Julian avait longtemps considéré le Québec comme un îlot à l’abri de l’instrumentalisation de la question migratoire dont il avait été témoin en Europe. Pour lui, le Québec était une terre d’accueil qui résistait à la tentation de transformer l’immigrant en bouc émissaire. Mais petit à petit, il a senti le discours politique changer. « Psychologiquement, ça commençait déjà à être dur de sentir que je ne pouvais pas considérer que j’étais chez moi au Québec. »

Avec l’abolition du PEQ, il a l’impression que sa vie, comme celle de tant d’autres immigrants, est littéralement « jetée à la poubelle ». « Et ce qui est vraiment dur à vivre, c’est la sensation que ça se fait dans l’indifférence générale. »

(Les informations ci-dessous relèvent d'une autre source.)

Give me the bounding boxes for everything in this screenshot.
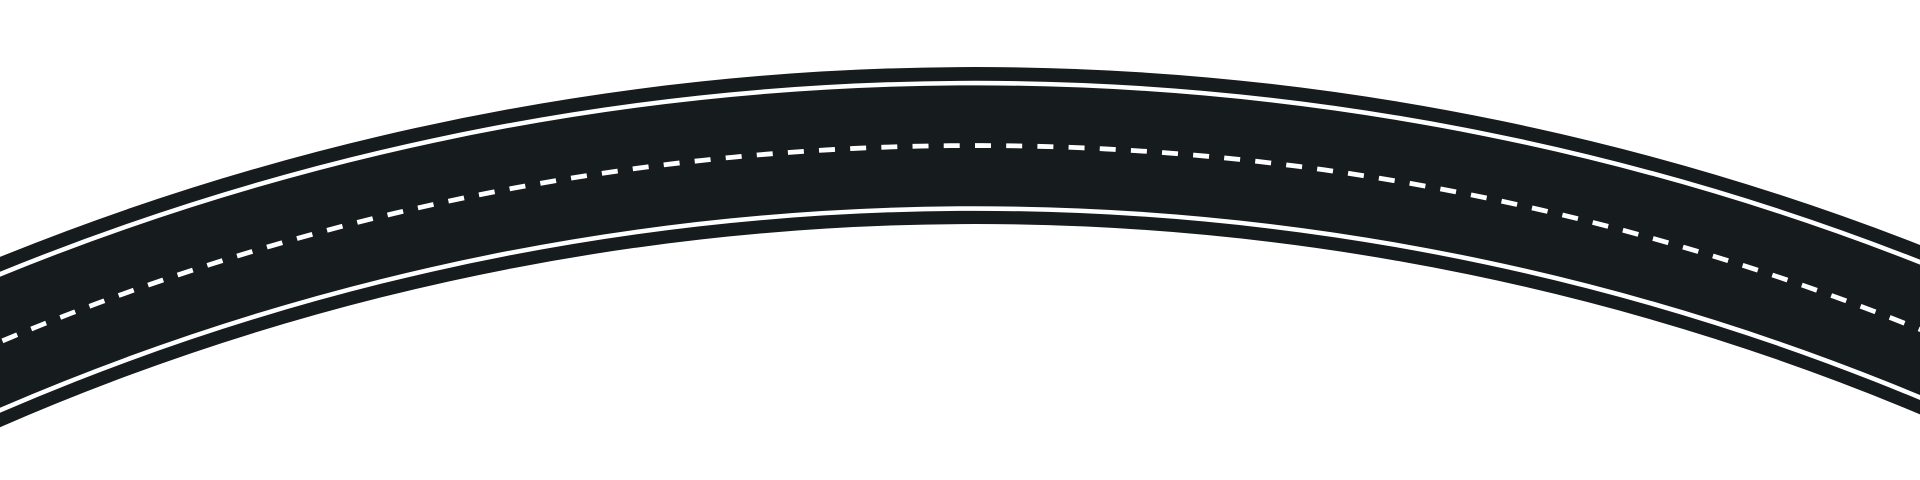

Même s’il se sent profondément déçu, triste, pessimiste et même en colère devant le sort réservé aux immigrants comme lui, Julian insiste sur l’amour qu’il a encore et toujours pour le Québec, la force des liens humains et des amitiés qu’il y a tissés.

PHOTO ÉDOUARD DESROCHES, COLLABORATION SPÉCIALE

Julian Ballester

La peur de devoir quitter le Québec, c’est aussi et surtout la peur de quitter une vie et des personnes que j’aime profondément.

Julian Ballester

S’il se cherche des portes de sortie en Ontario ou ailleurs, son désir premier est de se battre pour rester dans ce Québec dont il veut défendre la langue et la culture. Pour peu qu’on lui fasse une place…

« Derrière la colère, il y a toujours l’envie de croire à un avenir et à un “chez soi” ici. »

Ils sont des milliers comme Julian à avoir quitté leur pays fort d’une promesse de Québec qui a été trahie. Ils sont des milliers à se sentir floués aujourd’hui.

En écoutant Julian me parler de son amour de la littérature québécoise, des grandes autrices féministes Madeleine Gagnon et Nicole Brossard qu’il affectionne particulièrement, d’Huguette Gaulin, incroyable poète à la fin tragique qui demeure trop peu connue…

En écoutant Florence me parler de l’amour de son métier qui consiste à soigner, accompagner, tenir la main de personnes âgées, et de l’amour qu’elle éprouve pour le Québec où elle rêve de voir grandir ses enfants…

En les écoutant, je me suis dit qu’en vérité, c’est toute la société québécoise qui est flouée si on les laisse partir comme ça.